Suara dinamo berdesing memenuhi ruangan. Sebuah jarum merajam kulit ari di tangan memaksa tinta merah masuk ke dalam kulit. Pringgo (33) meringis sembari menahan perih. Darah segar mengucur bercampur dengan tinta merah di sepanjang garis di mana jarum merajam.
Dengan teliti, Hudha menindih sketsa yang sudah dibuat sebelumnya dengan rajah tubuh permanen. Dan pada rajah tubuh itu lah tersimpan ingatan yang kelak akan menjadi kenangan di masa depan.
Hudha menyeka campuran darah dan tinta lalu kembali merajam kulit. Selesai dengan satu gambar, ia berpindah pada gambar selanjutnya. Pringgo masih saja meringis, tapi menikmati ketika jarum menusuk kulit. Saya pun meringis sambil membayangkan rasa perihnya, lalu tersenyum ketika melihat gambar tato tersebut.
Budaya Tato
Kata tato sendiri disinyalir berasal dari kata tatau dalam bahasa Tahiti. Budaya menorehkan rajah di tubuh ini sudah berkembang sangat lama dan telah berkembang ke seluruh penjuru dunia.

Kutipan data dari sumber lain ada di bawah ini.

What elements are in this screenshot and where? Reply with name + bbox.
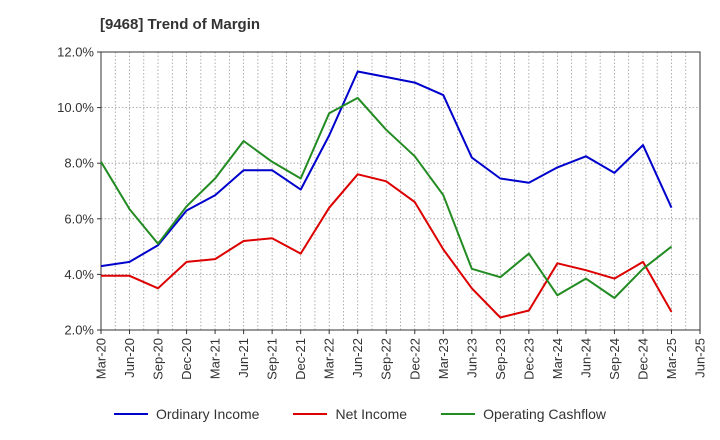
legend-item-net-income: Net Income xyxy=(293,406,407,422)
x-tick-label: Sep-21 xyxy=(265,338,280,380)
x-tick-label: Dec-21 xyxy=(293,338,308,380)
legend-label-net-income: Net Income xyxy=(335,406,408,422)
x-axis: Mar-20 Jun-20 Sep-20 Dec-20 Mar-21 Jun-21 Sep-… xyxy=(94,330,708,380)
legend-item-ordinary-income: Ordinary Income xyxy=(113,406,260,422)
x-tick-label: Mar-22 xyxy=(322,338,337,379)
x-tick-label: Mar-21 xyxy=(208,338,223,379)
x-tick-label: Mar-20 xyxy=(94,338,109,379)
x-tick-label: Dec-23 xyxy=(521,338,536,380)
x-tick-label: Jun-25 xyxy=(693,338,708,378)
x-tick-label: Mar-24 xyxy=(550,338,565,379)
legend: Ordinary Income Net Income Operating Cas… xyxy=(0,406,720,422)
x-tick-label: Mar-23 xyxy=(436,338,451,379)
plot-frame xyxy=(100,51,701,331)
x-tick-label: Mar-25 xyxy=(664,338,679,379)
chart-title: [9468] Trend of Margin xyxy=(100,16,261,33)
plot-border xyxy=(100,51,701,331)
x-tick-label: Dec-22 xyxy=(407,338,422,380)
y-tick-label: 8.0% xyxy=(64,156,94,171)
series-line-net-income xyxy=(101,173,673,319)
y-tick-label: 12.0% xyxy=(57,45,94,60)
series-lines xyxy=(100,70,673,319)
x-tick-label: Jun-21 xyxy=(236,338,251,378)
x-tick-label: Sep-23 xyxy=(493,338,508,380)
series-line-operating-cashflow xyxy=(100,96,673,299)
x-tick-label: Sep-20 xyxy=(151,338,166,380)
x-tick-label: Dec-24 xyxy=(635,338,650,380)
x-tick-label: Jun-20 xyxy=(122,338,137,378)
x-tick-label: Jun-22 xyxy=(350,338,365,378)
x-tick-label: Jun-23 xyxy=(464,338,479,378)
legend-swatch-operating-cashflow xyxy=(441,413,476,415)
grid xyxy=(101,52,700,330)
legend-swatch-net-income xyxy=(293,413,328,415)
y-tick-label: 6.0% xyxy=(64,211,94,226)
legend-swatch-ordinary-income xyxy=(113,413,148,415)
y-axis: 2.0% 4.0% 6.0% 8.0% 10.0% 12.0% xyxy=(57,45,101,338)
x-tick-label: Sep-22 xyxy=(379,338,394,380)
y-tick-label: 10.0% xyxy=(57,100,94,115)
legend-label-ordinary-income: Ordinary Income xyxy=(155,406,260,422)
series-line-ordinary-income xyxy=(100,70,673,268)
legend-item-operating-cashflow: Operating Cashflow xyxy=(441,406,606,422)
x-tick-label: Dec-20 xyxy=(179,338,194,380)
x-tick-label: Sep-24 xyxy=(607,338,622,380)
y-tick-label: 2.0% xyxy=(64,323,94,338)
x-tick-label: Jun-24 xyxy=(578,338,593,378)
legend-label-operating-cashflow: Operating Cashflow xyxy=(483,406,607,422)
y-tick-label: 4.0% xyxy=(64,267,94,282)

Menurut Ady Rosa (48), dosen Seni Rupa dari Negeri Padang, Sumatra Barat, tradisi tato tertua di dunia dimiliki oleh orang Mentawai. Bahkan lebih tua dari tato Mesir yang ditemukan pada tubuh mumi dari abad ke 20SM.

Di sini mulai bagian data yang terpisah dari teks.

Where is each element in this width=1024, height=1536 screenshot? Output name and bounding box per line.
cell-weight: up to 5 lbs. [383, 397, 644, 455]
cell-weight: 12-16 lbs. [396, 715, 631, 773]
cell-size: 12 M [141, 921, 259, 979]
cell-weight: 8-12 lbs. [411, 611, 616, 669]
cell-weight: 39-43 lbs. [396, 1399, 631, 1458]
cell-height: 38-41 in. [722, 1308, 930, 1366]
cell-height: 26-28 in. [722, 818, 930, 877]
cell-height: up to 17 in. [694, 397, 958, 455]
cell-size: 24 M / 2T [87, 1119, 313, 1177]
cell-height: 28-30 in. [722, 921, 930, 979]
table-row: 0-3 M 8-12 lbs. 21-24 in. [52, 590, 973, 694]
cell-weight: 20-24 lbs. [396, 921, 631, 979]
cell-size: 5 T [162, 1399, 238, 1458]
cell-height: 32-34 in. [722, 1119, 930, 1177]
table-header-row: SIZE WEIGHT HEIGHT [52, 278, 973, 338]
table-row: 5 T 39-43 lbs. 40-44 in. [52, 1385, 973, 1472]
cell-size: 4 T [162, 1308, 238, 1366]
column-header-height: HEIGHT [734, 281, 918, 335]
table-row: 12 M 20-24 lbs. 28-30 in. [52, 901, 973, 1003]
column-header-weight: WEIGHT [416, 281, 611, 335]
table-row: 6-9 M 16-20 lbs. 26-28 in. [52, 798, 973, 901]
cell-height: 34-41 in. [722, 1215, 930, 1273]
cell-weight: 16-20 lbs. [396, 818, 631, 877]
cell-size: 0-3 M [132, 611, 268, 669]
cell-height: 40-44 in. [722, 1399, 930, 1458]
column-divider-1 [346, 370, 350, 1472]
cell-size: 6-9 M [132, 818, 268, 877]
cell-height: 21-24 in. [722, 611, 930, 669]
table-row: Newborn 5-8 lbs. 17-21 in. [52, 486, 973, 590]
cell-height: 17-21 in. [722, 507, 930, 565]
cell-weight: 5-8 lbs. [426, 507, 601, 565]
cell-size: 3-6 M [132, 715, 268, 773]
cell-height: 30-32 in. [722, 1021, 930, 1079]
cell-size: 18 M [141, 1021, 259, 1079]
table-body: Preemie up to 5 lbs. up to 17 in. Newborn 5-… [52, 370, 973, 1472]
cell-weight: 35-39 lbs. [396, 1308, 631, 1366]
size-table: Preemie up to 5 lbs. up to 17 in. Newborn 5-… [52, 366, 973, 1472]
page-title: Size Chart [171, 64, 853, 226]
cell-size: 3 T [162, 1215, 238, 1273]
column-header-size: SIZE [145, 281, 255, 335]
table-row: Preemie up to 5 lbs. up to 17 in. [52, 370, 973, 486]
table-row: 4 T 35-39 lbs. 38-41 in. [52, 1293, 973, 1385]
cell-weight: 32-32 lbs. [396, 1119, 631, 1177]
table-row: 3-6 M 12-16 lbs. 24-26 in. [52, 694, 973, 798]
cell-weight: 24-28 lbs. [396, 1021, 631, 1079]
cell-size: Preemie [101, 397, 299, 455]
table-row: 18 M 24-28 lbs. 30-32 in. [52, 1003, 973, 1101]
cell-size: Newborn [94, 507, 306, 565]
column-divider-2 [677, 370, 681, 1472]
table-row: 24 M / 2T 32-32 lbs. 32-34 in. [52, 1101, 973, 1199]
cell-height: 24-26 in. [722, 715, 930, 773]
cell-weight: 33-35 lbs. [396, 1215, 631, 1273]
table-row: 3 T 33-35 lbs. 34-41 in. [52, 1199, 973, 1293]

Setiap daerah memaknai tato sebagai identitas jati diri. Sebuah tato bisa digunakan untuk membedakan status atau profesi seseorang. Tato juga bisa sebagai media untuk merekam cerita yang tak ingin mereka lupakan. Mirip seperti tato milik Pringgo.
Stigma Tato
Tato selalu diidentikkan dengan para pelaku kejahatan. Stigma negatif ini berkembang bukan tanpa alasan. Banyak dari para pelaku kriminal menghiasi tubuhnya dengan tato. Setidaknya itu lah gambaran yang kerap dipertontonkan dalam berita kriminal di televisi.